I'm more of the "forgeddabout it" persuasion.
Color profiles only seem meaningful to people doing 4(+) color process printing. And even then, I have been most persuaded by my copy of Dan Margulius' book, Professional Photoshop
If you've never browsed that book, it shows excellent detail about the basic truths about adjusting the CMYK of photos to correct colors.
And as proof that his "correcting color by-the-numbers" system works he showed 4 pictures he had corrected in advance... ones he had done before his student (someone with no previous experience with photoshop or color work) learned and applied these lessons to the same original photos. Later in that chapter, you find out that the pupil was "red and green color blind".
While all of those pictures color corrected by the color blind pupil looked good, one of the four, was absolutely fabulous -- crisp, clear, detailed, beautiful color. (yes, I know it sort of steals the thunder of Dan Margulius' chapter but man, that one photo that the color blind student corrected looked great! Even Dan Margulius admitted in the chapter that his own work had been outdone by the person he'd taught the method to.)
The way I understand it, if you learn to use the eyedropper tool in Photoshop, and learn how the colors translate into percentages of CMYK, and how to use the CMYK color curves to help you, then you really can't go too wrong. Regardless of what color you see on your screen (and so in that sense, I say to Calibration, "fuggedabout it").
My own forays into 4 color printing have been limited. So I've done the best I could, talked to the printer about my concerns, made adjustments based on printer's response, and then let the printer do his job.
I really will buy Gary's book Looking Good in Color some day. I look forward to learning what he has to say about the topic. I need to buy it.

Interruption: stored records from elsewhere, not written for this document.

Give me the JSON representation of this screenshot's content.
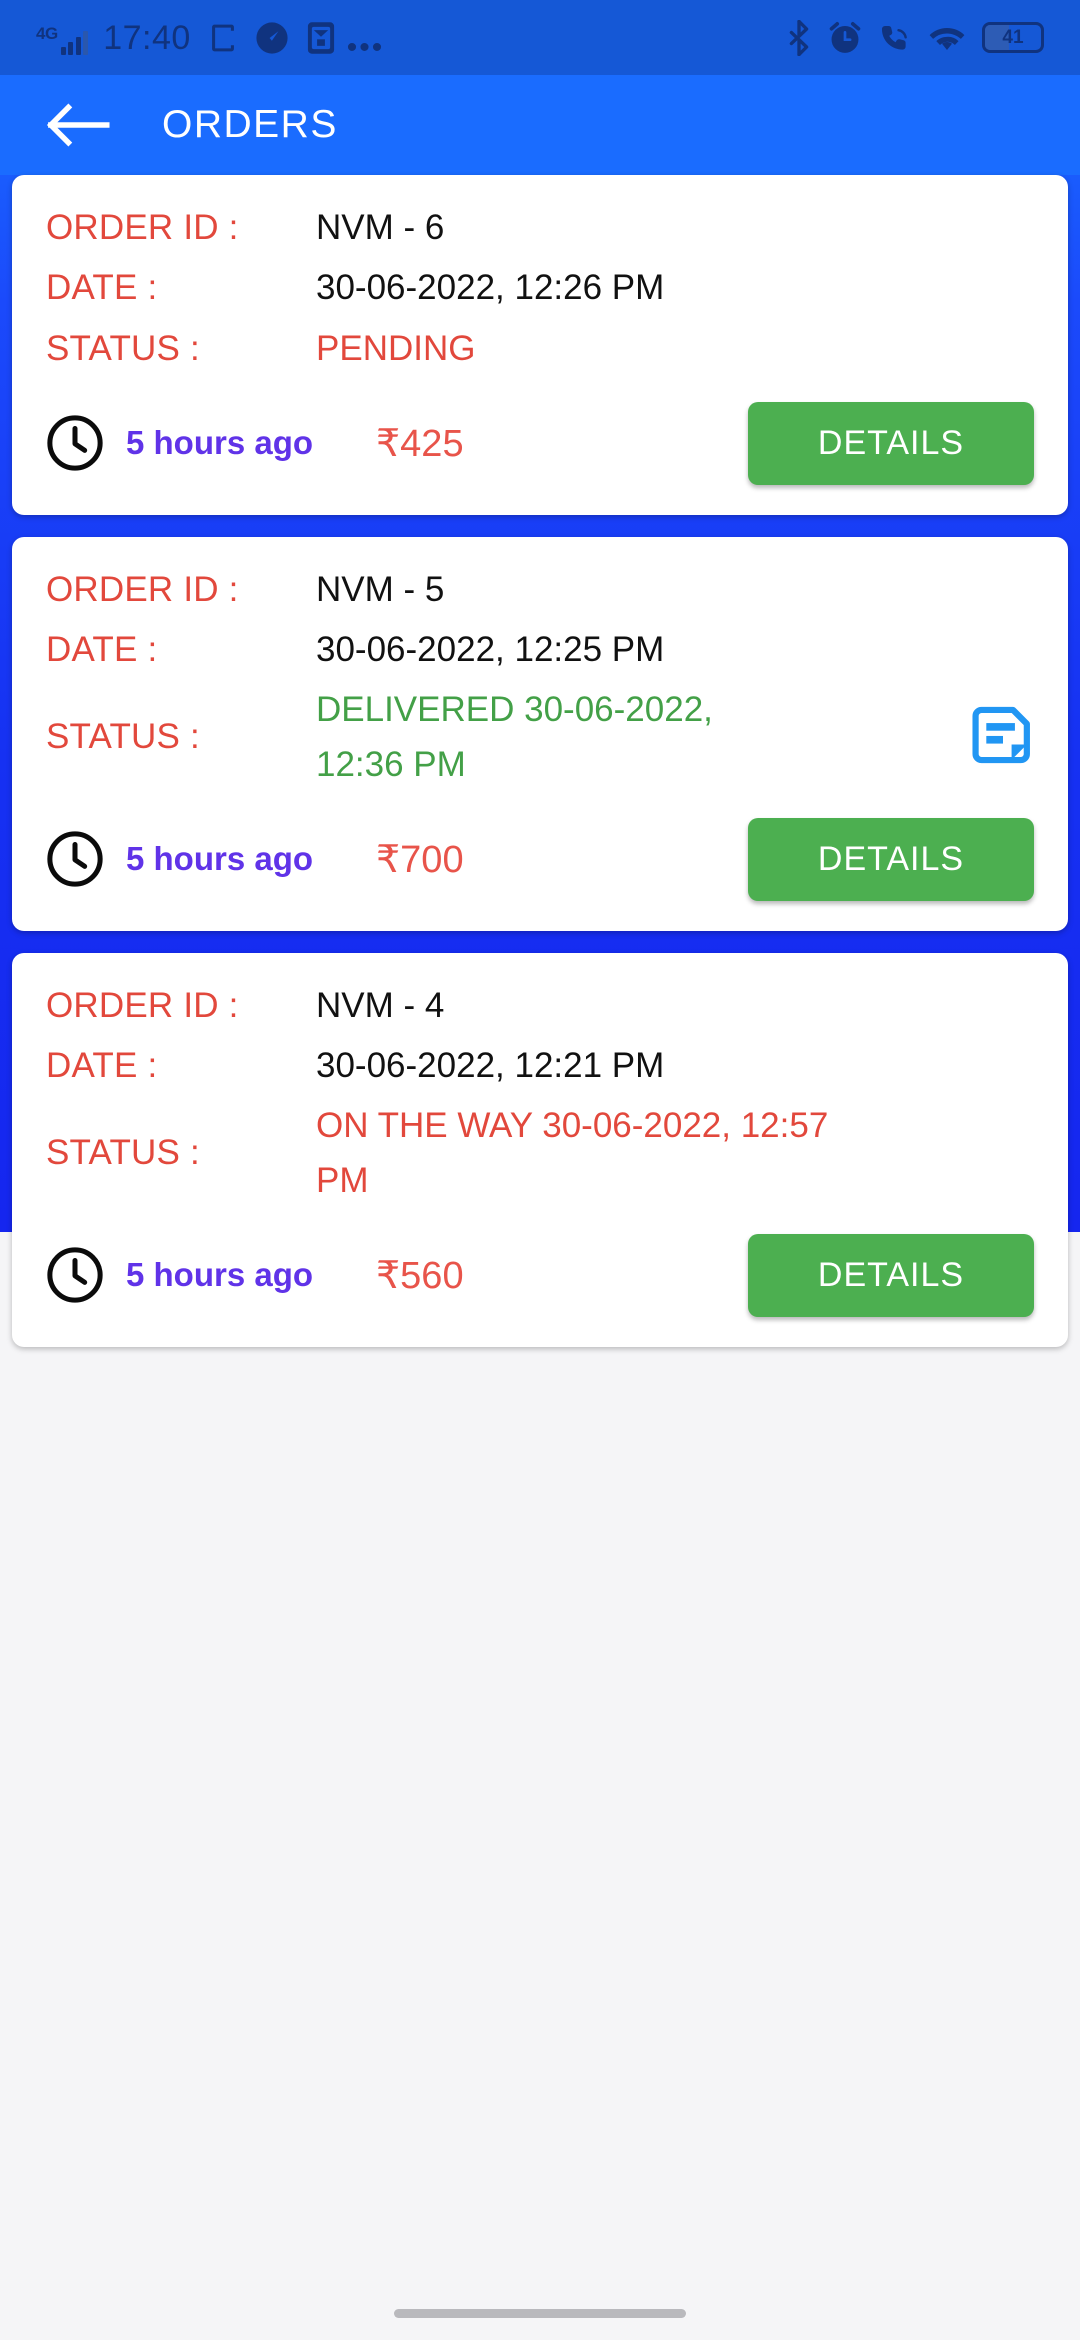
{
  "statusbar": {
    "network_type": "4G",
    "time": "17:40",
    "overflow_dots": "•••",
    "battery_percent": "41",
    "icons": [
      "signal-icon",
      "rotation-lock-icon",
      "speedometer-icon",
      "mail-icon",
      "more-icon",
      "bluetooth-icon",
      "alarm-icon",
      "call-wifi-icon",
      "wifi-icon",
      "battery-icon"
    ]
  },
  "appbar": {
    "back_label": "back",
    "title": "ORDERS"
  },
  "labels": {
    "order_id": "ORDER ID :",
    "date": "DATE :",
    "status": "STATUS :",
    "details_button": "DETAILS"
  },
  "colors": {
    "statusbar_bg": "#1558d6",
    "appbar_bg": "#1a6cff",
    "page_bg": "#1833f5",
    "card_bg": "#ffffff",
    "label_red": "#e2483c",
    "status_green": "#43a047",
    "price_red": "#e8544a",
    "ago_purple": "#6033e8",
    "details_green": "#4caf50",
    "note_icon_blue": "#2196f3",
    "bottom_bg": "#f5f5f7"
  },
  "orders": [
    {
      "order_id": "NVM - 6",
      "date": "30-06-2022, 12:26 PM",
      "status_text": "PENDING",
      "status_kind": "pending",
      "has_note_icon": false,
      "relative_time": "5 hours ago",
      "price": "₹425",
      "details_button": "DETAILS"
    },
    {
      "order_id": "NVM - 5",
      "date": "30-06-2022, 12:25 PM",
      "status_text": "DELIVERED 30-06-2022, 12:36 PM",
      "status_kind": "delivered",
      "has_note_icon": true,
      "relative_time": "5 hours ago",
      "price": "₹700",
      "details_button": "DETAILS"
    },
    {
      "order_id": "NVM - 4",
      "date": "30-06-2022, 12:21 PM",
      "status_text": "ON THE WAY 30-06-2022, 12:57 PM",
      "status_kind": "onway",
      "has_note_icon": false,
      "relative_time": "5 hours ago",
      "price": "₹560",
      "details_button": "DETAILS"
    }
  ]
}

I do wonder if Photoshop 5 and PhotoPaint 8 produce the same quality of CMYK TIFF. I ask that because when I bought the CorelDraw WOW book, the production notes at the back of the book said that they made EPS files from Corel Draw and imported the EPSs into Photoshop5.
They said "it may be possible to use PhotoPaint 8 the same way that we used Photoshop 5 but being Photoshop users, we stuck with what we knew"
They (the people who produced the Corel Draw WOW book) also said that:
"until version 8, the quality of Corel DRAW's TIFFs didn't come close to what they could get by rasterizing in Photopaint 5, largely because the antialiasing in Corel DRAW produced rough edges or light 'halos' between colors"
I guess that would then be evidence of Xara's suitablity to produce CMYK TIFFs for printing, since Xara is awesome when it comes to anti-aliasing.
So there you have it, Tad. My two cents.
I really look forward to seeing what others add about this topic.
[This message was edited by T. Athena Hatton on August 08, 2000 at 09:29 AM.
[This message was edited by T. Athena Hatton on August 08, 2000 at 09:40 AM.]